The variable extensometer technique allowed for further investigation of the two commonly used scaling laws: Barba’s Law and Oliver’s Law. A third, unified law was introduced by manually extracting eu from the DIC data as an analytical tool to compare between the two laws. This investigation showed that the eu obtained from Barba’s Law was comparable to the manually extracted eu. By adding the manually extracted eu constant to Oliver’s Law, a unification of both laws was investigated. This unified law showed general agreement with Barba’s Law.
Acknowledgment
This study was supported by funding received from the DOE Office of Nuclear Energy’s Nuclear Energy University Program (DOE-NEUP) under award No. DE-NE0008799. A. J. S. would also like to thank the US Department of Energy Office of Nuclear Energy for his graduate fellowship from the Integrated University Program.
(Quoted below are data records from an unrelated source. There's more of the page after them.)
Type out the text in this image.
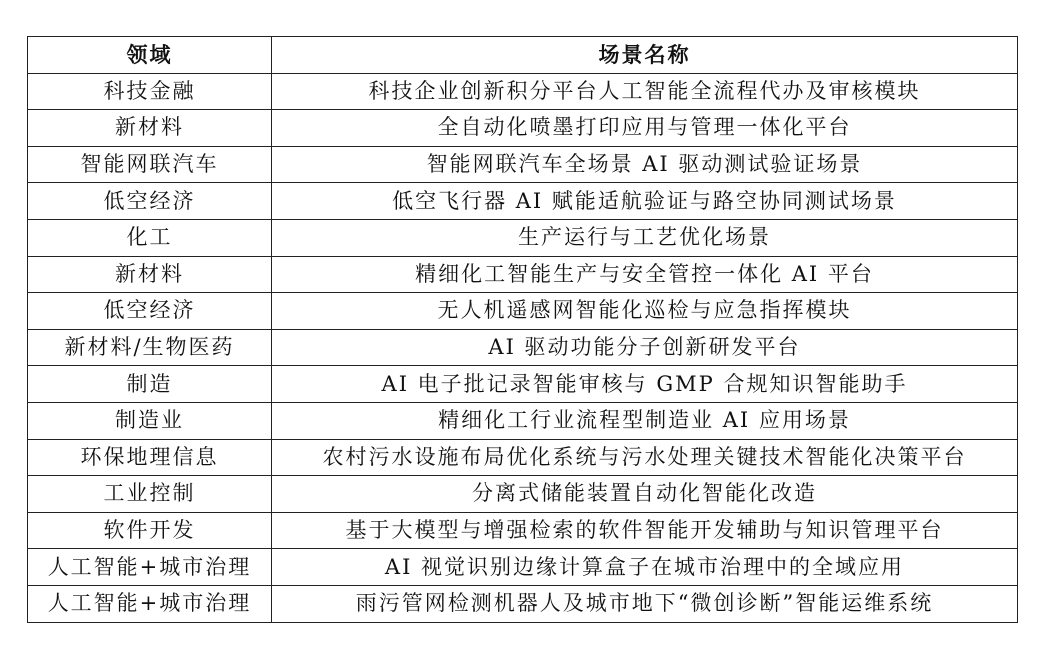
领域	场景名称
科技金融	科技企业创新积分平台人工智能全流程代办及审核模块
新材料	全自动化喷墨打印应用与管理一体化平台
智能网联汽车	智能网联汽车全场景 AI 驱动测试验证场景
低空经济	低空飞行器 AI 赋能适航验证与路空协同测试场景
化工	生产运行与工艺优化场景
新材料	精细化工智能生产与安全管控一体化 AI 平台
低空经济	无人机遥感网智能化巡检与应急指挥模块
新材料/生物医药	AI 驱动功能分子创新研发平台
制造	AI 电子批记录智能审核与 GMP 合规知识智能助手
制造业	精细化工行业流程型制造业 AI 应用场景
环保地理信息	农村污水设施布局优化系统与污水处理关键技术智能化决策平台
工业控制	分离式储能装置自动化智能化改造
软件开发	基于大模型与增强检索的软件智能开发辅助与知识管理平台
人工智能+城市治理	AI 视觉识别边缘计算盒子在城市治理中的全域应用
人工智能+城市治理	雨污管网检测机器人及城市地下“微创诊断”智能运维系统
Any opinions, findings, conclusions, or recommendations expressed in this publication are those of the authors and do not necessarily reflect the views of the Department of Energy Office of Nuclear Energy. Portions of this work have been previously published under the MS thesis “Developing a Variable Extensometer Method for Measuring Ductility Scaling Parameters,” by Smith [39].
Conflict of Interest
There are no conflicts of interest.
Data Availability Statement
The authors attest that all data for this study are included in the paper. No data, models, or code were generated or used for this paper.